Совсем не комсомольские дела
Комбат сказал:
– Садись в трамвай и поезжай в ЦТКА, дела там неважные. Спроси у командира взвода список не вышедших на работу за два-три последних дня. Если не даст, обратись к начальнику стройплощадки. Да! Узнай, где солдаты Аверьянов и Черепан провели это воскресенье и что известно про Макухина. Это все.
Не дожидаясь обеда, я поехал в Театр Красной Армии. В трамвае была страшная давка. Особенно у Комсомольской площади. Видимо, пришел пригородный поезд и тетки с мешками забили весь трамвай. Какой-то нервный мужчина убедительно говорил широколицей тетке, что будь он неладен ее мешок и что с таким мешком ее не надо было пускать в трамвай, а притиснутая к окну девушка жаловалась, что может лопнуть стекло. Обычное дело, городской транспорт перегружен.
В ЦТКА я приехал, когда взвод обедал. Командир взвода сержант Панченко сидел в артистической уборной, превращенной в его жилище, курил и слушал патефон. Помещение было необычным, над гримерными столиками красовались большие трехстворчатые зеркала, по краям которых светились многоламповые, поворачивающиеся бра, украшенные золотыми дубовыми листьями. Неплохо устроился сержант – зеркала, светильники, патефон… Я поздоровался и посмотрел, что у него за пластинки. «На рейде морском», «Ехал я из Берлина», «Землянка», «Саратовские частушки» – ага! – «Дождь идет опять».
– Поставь-ка, взводный вот это, – я подал Панченко пластинку.
Хорошая музыка, грустная, добрая, Наверно, сидят двое и смотрят, как идет дождь. Может, хотели куда-то пойти, но вот помешал дождь. «Хорошо бы вот так посидеть, – подумал я, – хотя бы с моей мичуринской Катей, слушать ее дыхание и вот эту музыку. Но Катя далеко, а рядом со мной сидит сержант Панченко и он знает, что я приехал неспроста, он встревожен, хотя и не подает виду, но для беспокойства у него есть причина». Я снял с пластинки мембрану.
– Что нового, Панченко?
– Да живем помаленьку, Что у нас нового, откуда оно возьмется? Может, ты что-нибудь новенькое расскажешь.
– Говоришь, нового нет, а вот патефон новый.
– Да это мы в театре попросили.
– Слушай, Роман, ты, наверно, понимаешь, зачем я приехал?
– Догадываюсь. Не по комсомольским же делам.
– Ты прав. Комбату нужен список тех, кто не выходил на работу в понедельник и в предыдущие два-три дня.
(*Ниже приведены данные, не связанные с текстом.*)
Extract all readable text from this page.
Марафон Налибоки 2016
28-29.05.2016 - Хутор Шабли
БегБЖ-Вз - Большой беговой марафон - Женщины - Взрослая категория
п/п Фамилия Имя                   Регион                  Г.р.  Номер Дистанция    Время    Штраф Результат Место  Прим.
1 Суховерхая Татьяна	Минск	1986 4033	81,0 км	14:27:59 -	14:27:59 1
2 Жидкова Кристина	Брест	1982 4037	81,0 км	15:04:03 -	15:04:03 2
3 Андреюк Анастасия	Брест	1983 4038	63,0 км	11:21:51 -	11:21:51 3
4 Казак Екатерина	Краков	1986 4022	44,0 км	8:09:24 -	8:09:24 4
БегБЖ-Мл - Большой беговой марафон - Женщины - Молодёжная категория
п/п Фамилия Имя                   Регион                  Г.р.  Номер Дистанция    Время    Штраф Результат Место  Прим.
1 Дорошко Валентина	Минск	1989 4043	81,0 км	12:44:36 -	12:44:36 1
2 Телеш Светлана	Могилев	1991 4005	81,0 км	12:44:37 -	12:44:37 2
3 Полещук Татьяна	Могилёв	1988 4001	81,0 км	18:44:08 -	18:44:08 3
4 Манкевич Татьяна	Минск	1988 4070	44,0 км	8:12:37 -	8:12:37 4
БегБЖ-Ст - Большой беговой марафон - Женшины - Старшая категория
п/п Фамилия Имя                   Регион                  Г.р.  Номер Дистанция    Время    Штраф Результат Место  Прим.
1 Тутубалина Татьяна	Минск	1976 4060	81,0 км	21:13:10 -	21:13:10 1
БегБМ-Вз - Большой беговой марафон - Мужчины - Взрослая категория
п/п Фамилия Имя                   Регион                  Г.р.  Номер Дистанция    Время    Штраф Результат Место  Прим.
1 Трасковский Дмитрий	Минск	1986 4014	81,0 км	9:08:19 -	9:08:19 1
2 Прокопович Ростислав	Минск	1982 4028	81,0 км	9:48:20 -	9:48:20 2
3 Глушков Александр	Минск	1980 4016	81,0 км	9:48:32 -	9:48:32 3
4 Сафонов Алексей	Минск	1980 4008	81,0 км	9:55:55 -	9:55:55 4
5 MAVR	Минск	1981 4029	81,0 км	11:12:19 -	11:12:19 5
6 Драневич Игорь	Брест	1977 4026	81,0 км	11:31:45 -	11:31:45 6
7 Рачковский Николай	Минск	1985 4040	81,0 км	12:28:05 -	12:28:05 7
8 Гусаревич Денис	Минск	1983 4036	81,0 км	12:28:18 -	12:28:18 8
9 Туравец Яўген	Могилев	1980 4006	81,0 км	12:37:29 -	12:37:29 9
– В понедельник? Какого это числа? Не помню, не могу сказать.
– Ну как же, Роман? Кто же, кроме командира взвода, может сказать, где находятся его солдаты?
– Учет выхода на работу ведет начальник стройплощадки.
– А что ты можешь сказать об Аверьянове и Черепане?
– Об Аверьянове, Черепане? – Панченко удивленно посмотрел на меня. – Так они ж у вас в батальоне под арестом сидят.
– Ну да, сидят. А на работу они выходили на прошлой неделе?
– Вроде бы выходили. В субботу я им выдал увольнительные до десяти часов воскресенья, а вернулись они во взвод только в понедельник к концу дня.
Я попросил Панченко, чтобы он провел меня к начальнику стройплощадки. Через лабиринт лестниц, коротких коридоров и каких-то помещений мы добрались до кабинета начальника. Такая запутанность внутренней планировки объясняется звездообразным планом здания театра.
Руководителем ремонтных работ был молодой человек, лет тридцати, высокий с энергичным лицом и светлыми волосами
– Бруевич, – обратился к нему Панченко, – вот просят список тех, кто не выходил на работу.
– Вот хорошо! – живо отреагировал Бонч-Бруевич. – Наконец-то обратили внимание. Вы из батальона?
– Комсорг батальона, – представился я.